AI is helping to transform an industry beyond just Huddly

Machine learning is complex by nature. It relies on computers as dense as a biological brain and yet despite how complicated it is, Anna says that machine learning is actually helping to simplify industries.

“AI in the UC industry is about simplifying the employee experience and allowing teams to be more productive,” she says. “There is definitely an effort to make the video meeting experience work seamlessly for distributed teams, for example with the automation of manual tasks and the use of voice assistance (e.g. Google Assistant in Hangouts Meet).”
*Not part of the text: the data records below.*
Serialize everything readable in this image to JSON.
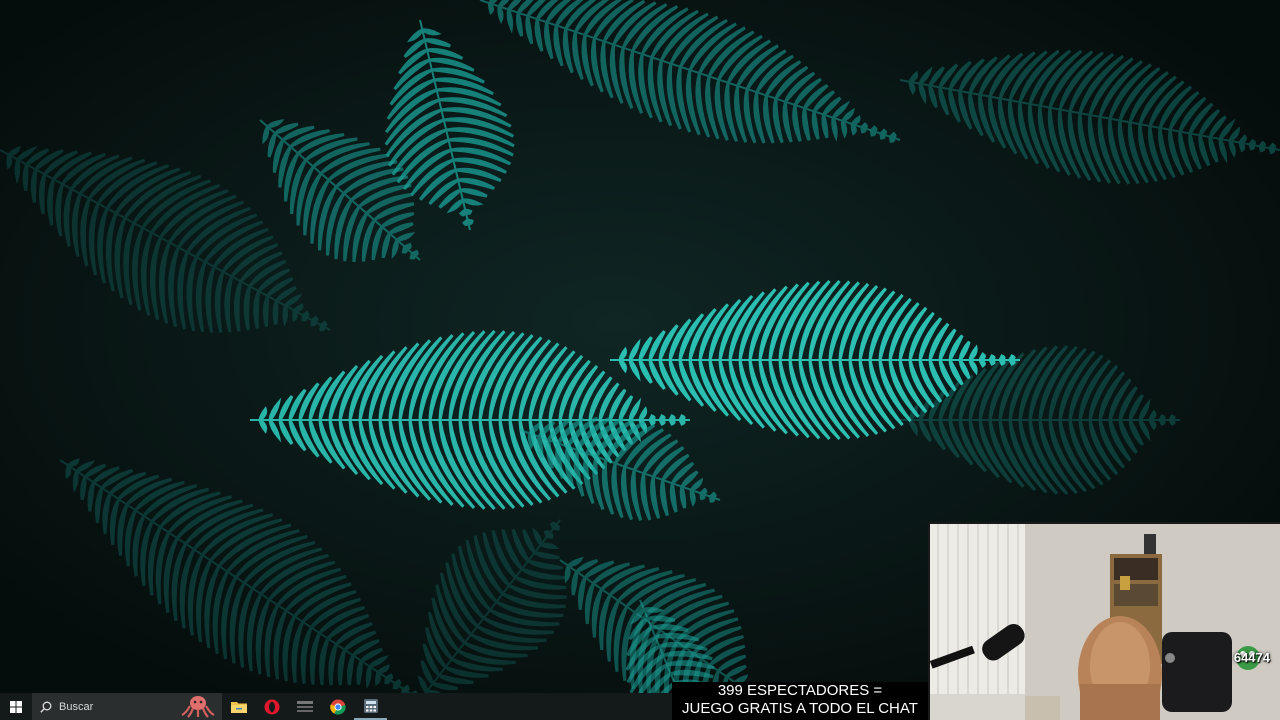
{
  "taskbar": {
    "search_placeholder": "Buscar",
    "icons": [
      "windows-start-icon",
      "search-icon",
      "octopus-icon",
      "file-explorer-icon",
      "opera-icon",
      "app-icon",
      "chrome-icon",
      "calculator-icon"
    ]
  },
  "stream": {
    "caption_line1": "399 ESPECTADORES =",
    "caption_line2": "JUEGO GRATIS A TODO EL CHAT",
    "webcam_badge": "64474"
  },
  "colors": {
    "fern": "#1aa39a",
    "fern_bright": "#2fd0c2",
    "background": "#071312",
    "taskbar": "#141a1a"
  }
}
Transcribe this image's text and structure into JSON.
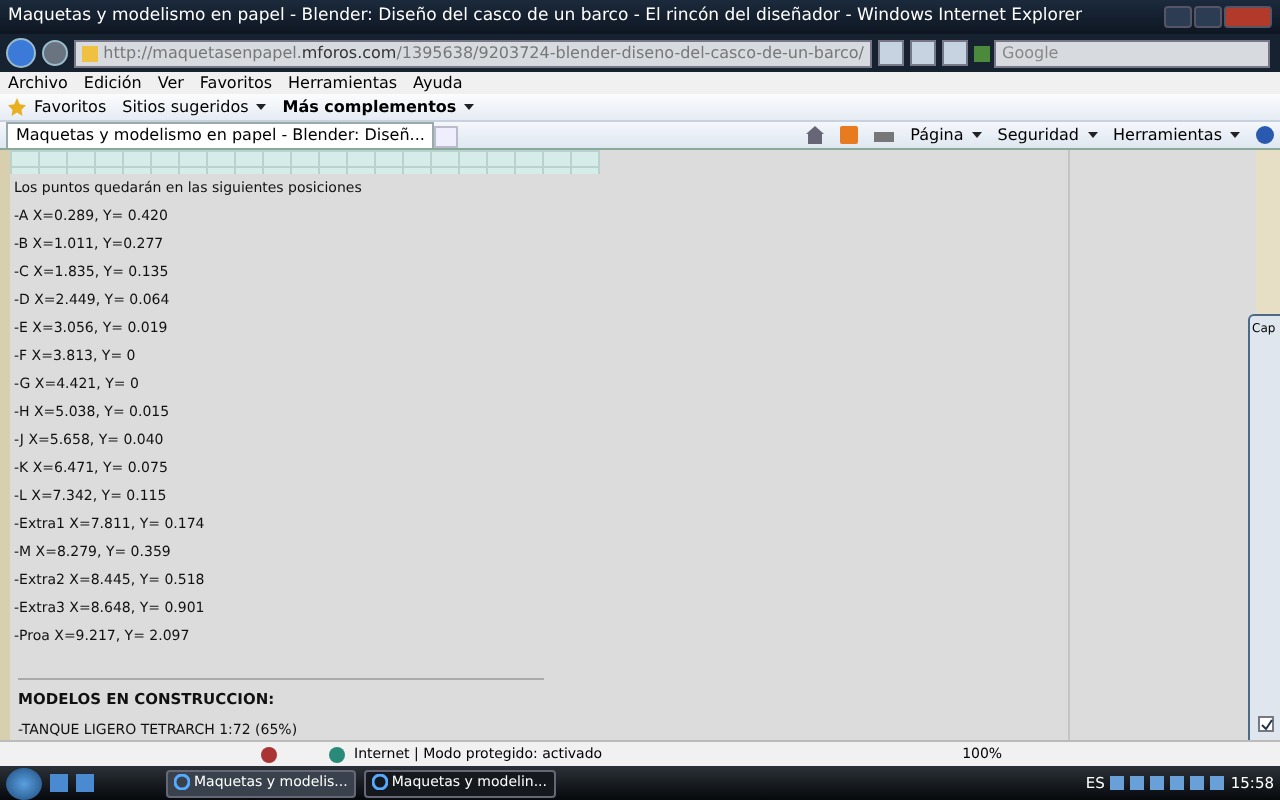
{
  "window": {
    "title": "Maquetas y modelismo en papel - Blender: Diseño del casco de un barco - El rincón del diseñador - Windows Internet Explorer"
  },
  "address_bar": {
    "url": "http://maquetasenpapel.**mforos.com**/1395638/9203724-blender-diseno-del-casco-de-un-barco/"
  },
  "search": {
    "placeholder": "Google"
  },
  "menu": [
    "Archivo",
    "Edición",
    "Ver",
    "Favoritos",
    "Herramientas",
    "Ayuda"
  ],
  "favorites_bar": {
    "label": "Favoritos",
    "items": [
      {
        "label": "Sitios sugeridos",
        "emphasized": false
      },
      {
        "label": "Más complementos",
        "emphasized": true
      }
    ]
  },
  "tabs": [
    {
      "label": "Maquetas y modelismo en papel - Blender: Diseñ...",
      "selected": true
    }
  ],
  "command_bar": [
    "Página",
    "Seguridad",
    "Herramientas"
  ],
  "content": {
    "intro": "Los puntos quedarán en las siguientes posiciones",
    "points": [
      "-A X=0.289, Y= 0.420",
      "-B X=1.011, Y=0.277",
      "-C X=1.835, Y= 0.135",
      "-D X=2.449, Y= 0.064",
      "-E X=3.056, Y= 0.019",
      "-F X=3.813, Y= 0",
      "-G X=4.421, Y= 0",
      "-H X=5.038, Y= 0.015",
      "-J X=5.658, Y= 0.040",
      "-K X=6.471, Y= 0.075",
      "-L X=7.342, Y= 0.115",
      "-Extra1 X=7.811, Y= 0.174",
      "-M X=8.279, Y= 0.359",
      "-Extra2 X=8.445, Y= 0.518",
      "-Extra3 X=8.648, Y= 0.901",
      "-Proa X=9.217, Y= 2.097"
    ],
    "section_heading": "MODELOS EN CONSTRUCCION:",
    "models": [
      {
        "prefix": "-",
        "link": "TANQUE LIGERO TETRARCH 1:72",
        "note": "(65%)"
      }
    ]
  },
  "dialog": {
    "title": "Cap",
    "checkbox": {
      "checked": true
    }
  },
  "status_bar": {
    "zone": "Internet | Modo protegido: activado",
    "zoom": "100%"
  },
  "taskbar": {
    "buttons": [
      {
        "label": "Maquetas y modelis...",
        "selected": false
      },
      {
        "label": "Maquetas y modelin...",
        "selected": true
      }
    ],
    "language": "ES",
    "clock": "15:58"
  }
}
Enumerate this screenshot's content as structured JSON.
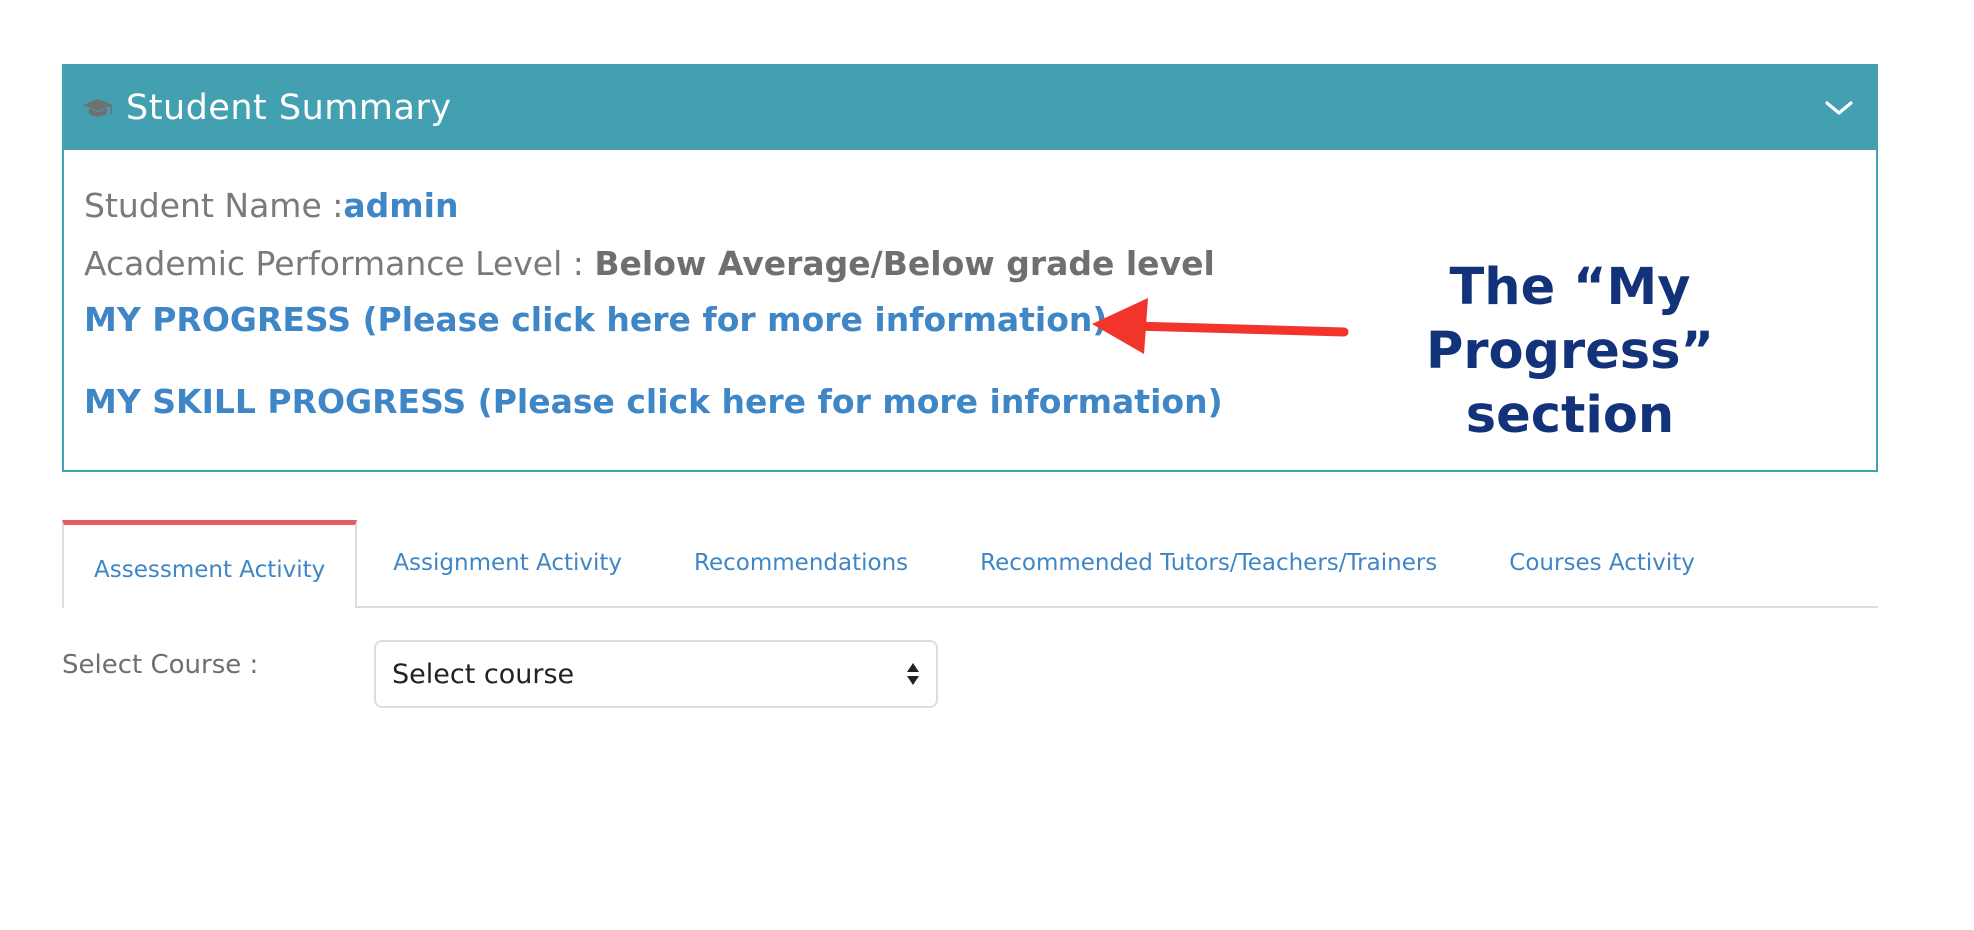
{
  "summary": {
    "title": "Student Summary",
    "student_name_label": "Student Name :",
    "student_name_value": "admin",
    "performance_label": "Academic Performance Level : ",
    "performance_value": "Below Average/Below grade level",
    "my_progress_link": "MY PROGRESS (Please click here for more information)",
    "my_skill_progress_link": "MY SKILL PROGRESS (Please click here for more information)",
    "icons": {
      "header": "graduation-cap-icon",
      "toggle": "chevron-down-icon"
    }
  },
  "annotation": {
    "text": "The “My Progress” section",
    "arrow_color": "#f1352b",
    "text_color": "#12337a"
  },
  "tabs": [
    {
      "label": "Assessment Activity",
      "active": true
    },
    {
      "label": "Assignment Activity",
      "active": false
    },
    {
      "label": "Recommendations",
      "active": false
    },
    {
      "label": "Recommended Tutors/Teachers/Trainers",
      "active": false
    },
    {
      "label": "Courses Activity",
      "active": false
    }
  ],
  "course_select": {
    "label": "Select Course :",
    "selected": "Select course"
  },
  "colors": {
    "header_bg": "#43a0b1",
    "link": "#3f86c6",
    "active_tab_accent": "#e85d64"
  }
}
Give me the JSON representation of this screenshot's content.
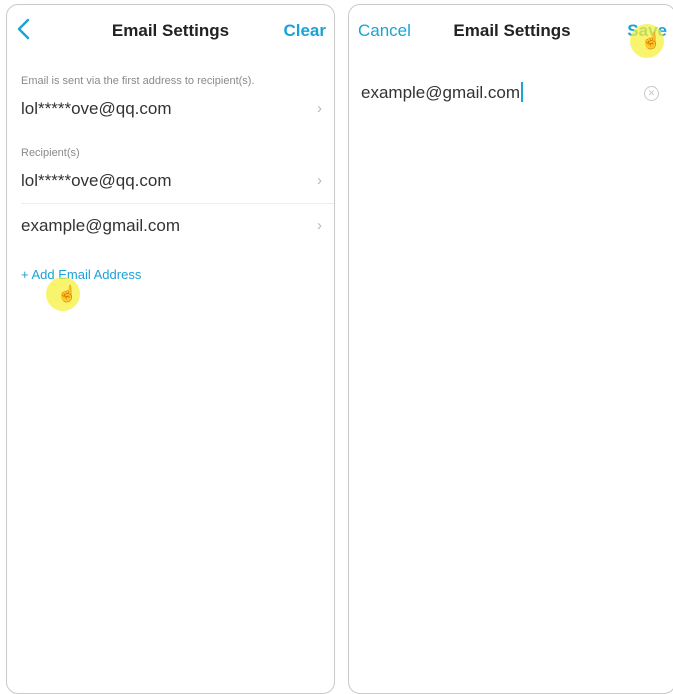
{
  "left_screen": {
    "header": {
      "title": "Email Settings",
      "clear_label": "Clear",
      "back_icon": "chevron-left-icon"
    },
    "sender_caption": "Email is sent via the first address to recipient(s).",
    "sender_address": "lol*****ove@qq.com",
    "recipients_caption": "Recipient(s)",
    "recipients": [
      {
        "address": "lol*****ove@qq.com"
      },
      {
        "address": "example@gmail.com"
      }
    ],
    "add_label": "+ Add Email Address"
  },
  "right_screen": {
    "header": {
      "title": "Email Settings",
      "cancel_label": "Cancel",
      "save_label": "Save"
    },
    "input_value": "example@gmail.com",
    "clear_icon": "clear-circle-icon"
  },
  "colors": {
    "accent": "#1aa3d6",
    "cursor_highlight": "#f6f03c"
  },
  "chevron_glyph": "›",
  "hand_cursor_glyph": "☝"
}
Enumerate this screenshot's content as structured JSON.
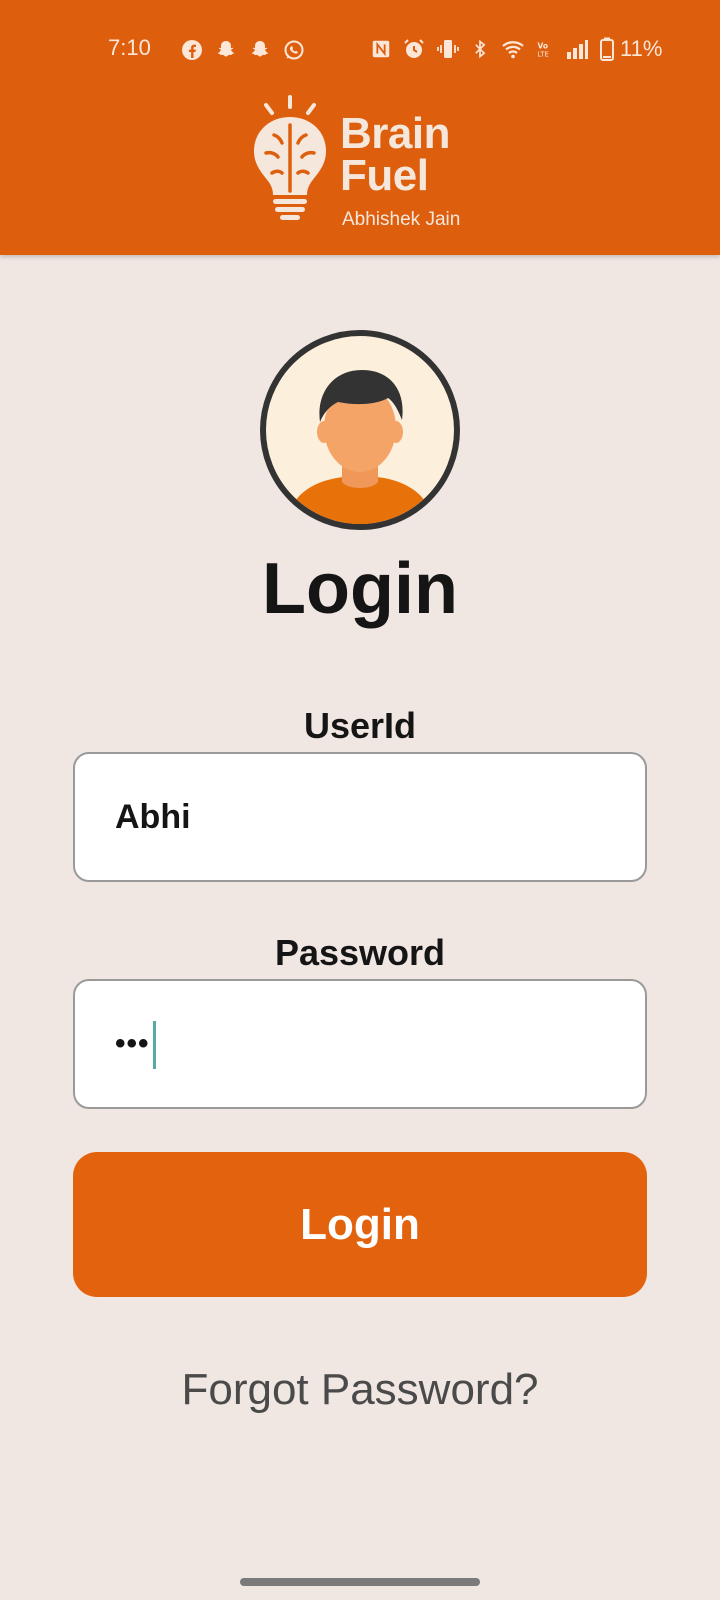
{
  "status_bar": {
    "time": "7:10",
    "battery_percent": "11%",
    "app_icons": [
      "facebook-icon",
      "snapchat-icon",
      "snapchat-icon",
      "whatsapp-icon"
    ],
    "system_icons": [
      "nfc-icon",
      "alarm-icon",
      "vibrate-icon",
      "bluetooth-icon",
      "wifi-icon",
      "volte-icon",
      "signal-icon",
      "battery-icon"
    ]
  },
  "header": {
    "logo_title_line1": "Brain",
    "logo_title_line2": "Fuel",
    "logo_subtitle": "Abhishek Jain",
    "background_color": "#dd5f0d"
  },
  "login": {
    "title": "Login",
    "userid_label": "UserId",
    "userid_value": "Abhi",
    "password_label": "Password",
    "password_masked": "•••",
    "button_label": "Login",
    "forgot_password": "Forgot Password?",
    "button_color": "#e3620d"
  }
}
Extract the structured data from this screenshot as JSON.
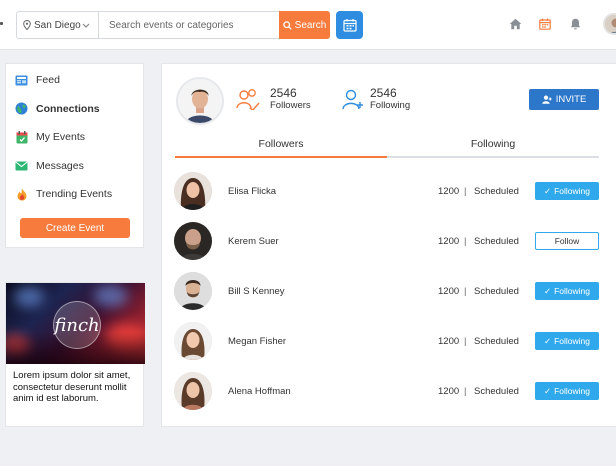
{
  "header": {
    "location": "San Diego",
    "search_placeholder": "Search events or categories",
    "search_label": "Search",
    "icons": [
      "calendar-icon",
      "home-icon",
      "calendar-icon",
      "bell-icon"
    ],
    "accent": "#f67b3c",
    "brand_blue": "#2e8de0"
  },
  "sidebar": {
    "items": [
      {
        "label": "Feed",
        "icon": "newspaper-icon"
      },
      {
        "label": "Connections",
        "icon": "globe-icon",
        "active": true
      },
      {
        "label": "My Events",
        "icon": "calendar-icon"
      },
      {
        "label": "Messages",
        "icon": "mail-icon"
      },
      {
        "label": "Trending Events",
        "icon": "fire-icon"
      }
    ],
    "create_label": "Create Event"
  },
  "ad": {
    "logo_text": "finch",
    "text": "Lorem ipsum dolor sit amet, consectetur deserunt mollit anim id est laborum."
  },
  "profile": {
    "followers_count": "2546",
    "followers_label": "Followers",
    "following_count": "2546",
    "following_label": "Following",
    "invite_label": "INVITE"
  },
  "tabs": [
    {
      "label": "Followers",
      "active": true
    },
    {
      "label": "Following",
      "active": false
    }
  ],
  "followers": [
    {
      "name": "Elisa Flicka",
      "count": "1200",
      "status": "Scheduled",
      "button": "Following",
      "following": true
    },
    {
      "name": "Kerem Suer",
      "count": "1200",
      "status": "Scheduled",
      "button": "Follow",
      "following": false
    },
    {
      "name": "Bill S Kenney",
      "count": "1200",
      "status": "Scheduled",
      "button": "Following",
      "following": true
    },
    {
      "name": "Megan Fisher",
      "count": "1200",
      "status": "Scheduled",
      "button": "Following",
      "following": true
    },
    {
      "name": "Alena Hoffman",
      "count": "1200",
      "status": "Scheduled",
      "button": "Following",
      "following": true
    }
  ],
  "separator": "|"
}
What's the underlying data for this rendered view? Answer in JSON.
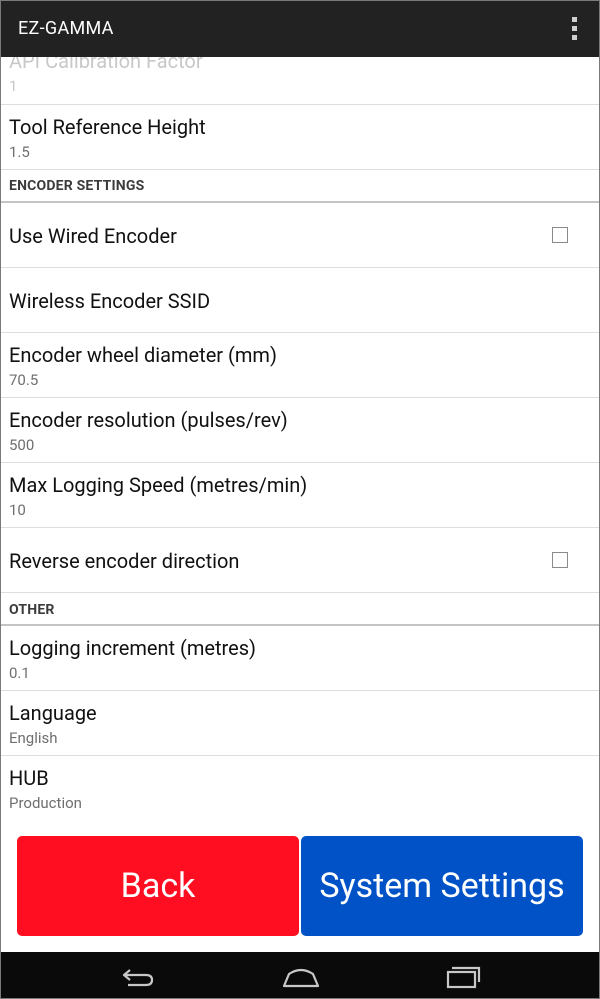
{
  "app": {
    "title": "EZ-GAMMA"
  },
  "icons": {
    "overflow": "overflow-menu-icon",
    "back": "nav-back-icon",
    "home": "nav-home-icon",
    "recents": "nav-recents-icon"
  },
  "prefs": {
    "api_calibration": {
      "title": "API Calibration Factor",
      "summary": "1"
    },
    "tool_reference_height": {
      "title": "Tool Reference Height",
      "summary": "1.5"
    },
    "encoder_header": "ENCODER SETTINGS",
    "use_wired_encoder": {
      "title": "Use Wired Encoder",
      "checked": false
    },
    "wireless_ssid": {
      "title": "Wireless Encoder SSID"
    },
    "wheel_diameter": {
      "title": "Encoder wheel diameter (mm)",
      "summary": "70.5"
    },
    "resolution": {
      "title": "Encoder resolution (pulses/rev)",
      "summary": "500"
    },
    "max_speed": {
      "title": "Max Logging Speed (metres/min)",
      "summary": "10"
    },
    "reverse_direction": {
      "title": "Reverse encoder direction",
      "checked": false
    },
    "other_header": "OTHER",
    "logging_increment": {
      "title": "Logging increment (metres)",
      "summary": "0.1"
    },
    "language": {
      "title": "Language",
      "summary": "English"
    },
    "hub": {
      "title": "HUB",
      "summary": "Production"
    }
  },
  "buttons": {
    "back": "Back",
    "system_settings": "System Settings"
  },
  "colors": {
    "action_bar": "#222222",
    "back_button": "#ff0d21",
    "system_button": "#0152c7",
    "nav_bar": "#0a0a0a"
  }
}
Anna talks of the new ways to improve communication and workflow as being “exciting”, citing automated voice transcription – where a meeting is automatically transcribed and made searchable – along with real-time translation as being ways that AI is helping to change video conference calling. Meeting room analytics, too, is helping to relay important information back to users.

Huddly is taking full advantage of all of these technological advancements. “2019 has been a great year for Huddly,” Anna says. “In addition to our existing partnerships with Google, Crestron, NEC, Avocor, and Zoom, we entered new ones with Lenovo, Yamaha and Stem Audio. Our revenue is expected to more than double this year… and we are very excited about the real-life applications of our new Canvas technology.” 

So what does the future hold for the company?

“In the future, we are going to continue delivering intelligent solutions that simplify meeting experiences, extend our portfolio of products and create new innovate experiences based on AI.”